As I, along with a majority of Swedes, am not religious I would get married outdoors and not by a priest. Perhaps in this little love garden below, Kärleksstigen (the path of love), which is one of the show gardens in the Sommarsalongen exhibition at Ulriksdal Palace outside of Stockholm.
Click the image for a larger version of Kärleksstigen (the path of love).
I would wear one of Sandra Backlund’s fabulous knitted creations. I’d have all my staff pick every Forget-me-not they could find, to make a huge blue bouquet. We would eat fresh shellfish flown in straight from a fishing boat on the Swedish west coast, followed by a strawberry cake made by my grandmother. (Yes, I do realize that she would have to make a whole lot of cake, but she’s a tough 91-year-old.)
Oh, right, I’d need a groom as well. As a princess, I imagine that men would be lining up to marry me. I would pick someone with a special talent. I could think of a few candidates: writer Jonas Hassen Khemiri, actor Michael Nyqvist or why not our own soccer star, Zlatan Ibrahimovic.
Finally, in my imaginary royal world, I would by a small house to live in with my talented husband, give away my fortune to charity and live happily ever after.

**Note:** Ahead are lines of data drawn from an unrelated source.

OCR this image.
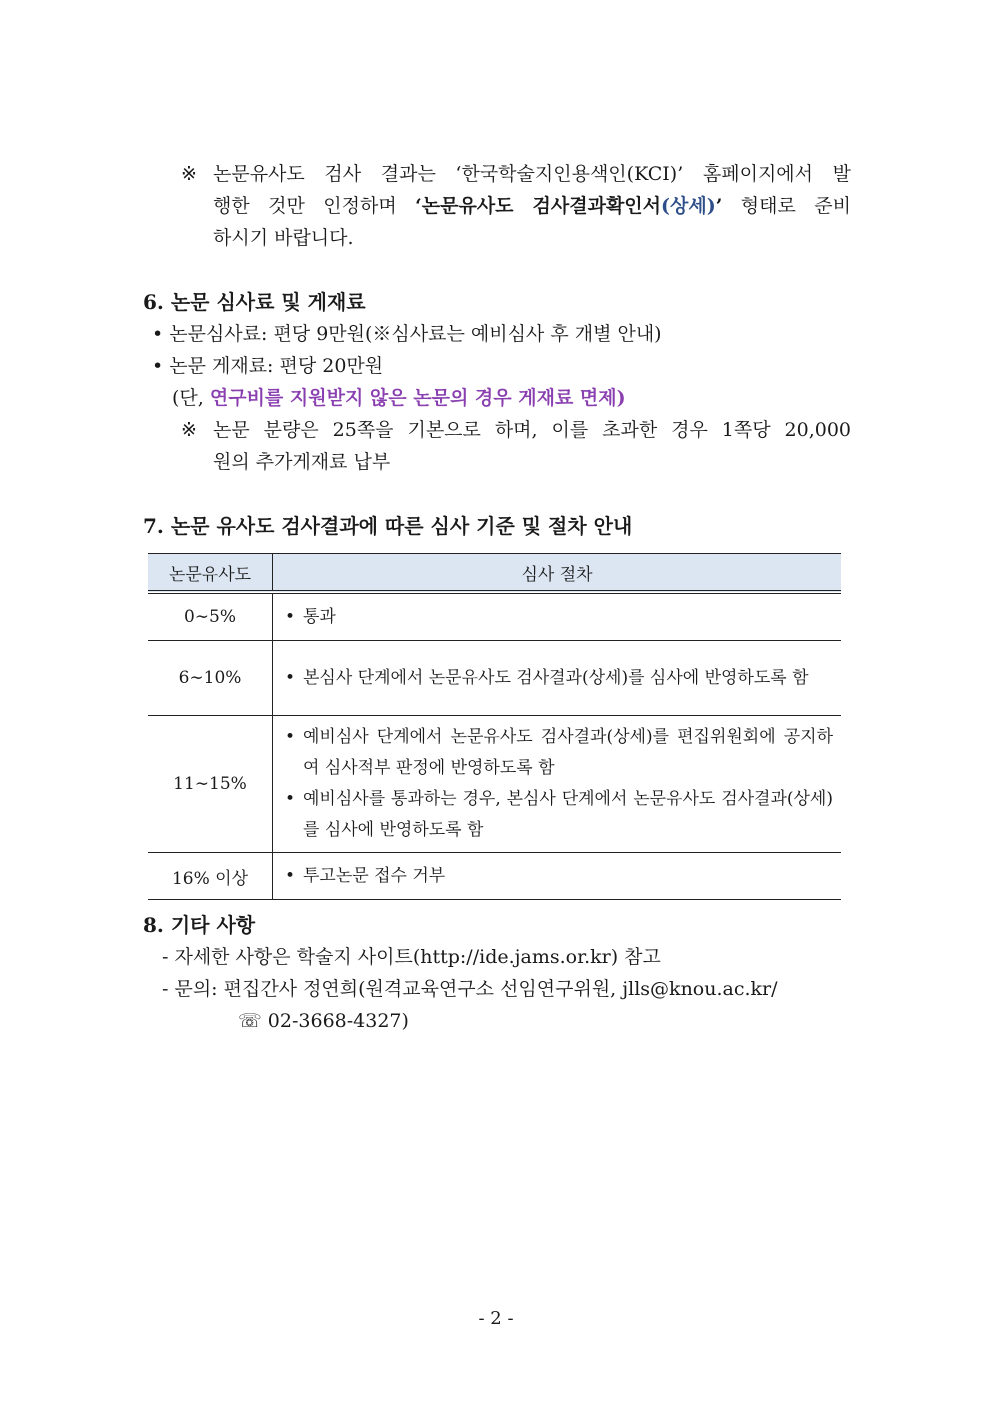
※ 논문유사도 검사 결과는 ‘한국학술지인용색인(KCI)’ 홈페이지에서 발
행한 것만 인정하며 ‘논문유사도 검사결과확인서(상세)’ 형태로 준비
하시기 바랍니다.
6. 논문 심사료 및 게재료
• 논문심사료: 편당 9만원(※심사료는 예비심사 후 개별 안내)
• 논문 게재료: 편당 20만원
(단, 연구비를 지원받지 않은 논문의 경우 게재료 면제)
※ 논문 분량은 25쪽을 기본으로 하며, 이를 초과한 경우 1쪽당 20,000
원의 추가게재료 납부
7. 논문 유사도 검사결과에 따른 심사 기준 및 절차 안내
논문유사도	심사 절차
0∼5%	• 통과

6∼10%	• 본심사 단계에서 논문유사도 검사결과(상세)를 심사에 반영하도록 함

11∼15%	• 예비심사 단계에서 논문유사도 검사결과(상세)를 편집위원회에 공지하여 심사적부 판정에 반영하도록 함
• 예비심사를 통과하는 경우, 본심사 단계에서 논문유사도 검사결과(상세)를 심사에 반영하도록 함

16% 이상	• 투고논문 접수 거부
8. 기타 사항
- 자세한 사항은 학술지 사이트(http://ide.jams.or.kr) 참고
- 문의: 편집간사 정연희(원격교육연구소 선임연구위원, jlls@knou.ac.kr/
☏ 02-3668-4327)
- 2 -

Oops, I think I’m suffering from royal wedding overload! Am I about to join the republicans?
How does it work when Victoria, our crown princess, and her husband to be, Daniel Westling, refurbish their future home? In practice, I mean. If we disregard the at times heated public debate regarding the restricted access to the previously public space around Haga Palace, I can just imagine the heated royal debate about the ongoing refurbishment? What makes an interior royal enough to be fit for a future queen? Does Victoria have the final say?
There I am, having trouble deciding whether to choose an enamel or a plastic bathtub, or a toilet of brand X or brand Y for our revamped bathroom. Seems like quite trivial and meaningless decisions in comparison. Having given up my dreams of becoming a princess about 25 years ago, I’m pretty sure there will be no royal pee flowing through my toilet.
My husband and I moved into our house three years ago. Fantastic. The space. The garden. The sauna! But the projects never end. There are about a million decisions to be made all the time – color, tiles, furniture…
And even if Victoria and Daniel don’t have to worry about money, they still have to make a lot of decisions. Or don’t they? Maybe they have an interior designer working full time to make Haga Palace (where the king, Carl XVI Gustav, was actually born and spent his first few years) royal enough. I can’t imagine the royal couple driving around to Stockholm’s numerous DIY shops to pick out royal bathtubs and toilets. But who knows?
Don’t get the wrong impression from my ranting; I’m very pleased not to be royal. Do you know why? Whichever toilet I choose, it doesn’t have to be approved by the Swedish National Heritage Board. Victoria’s does.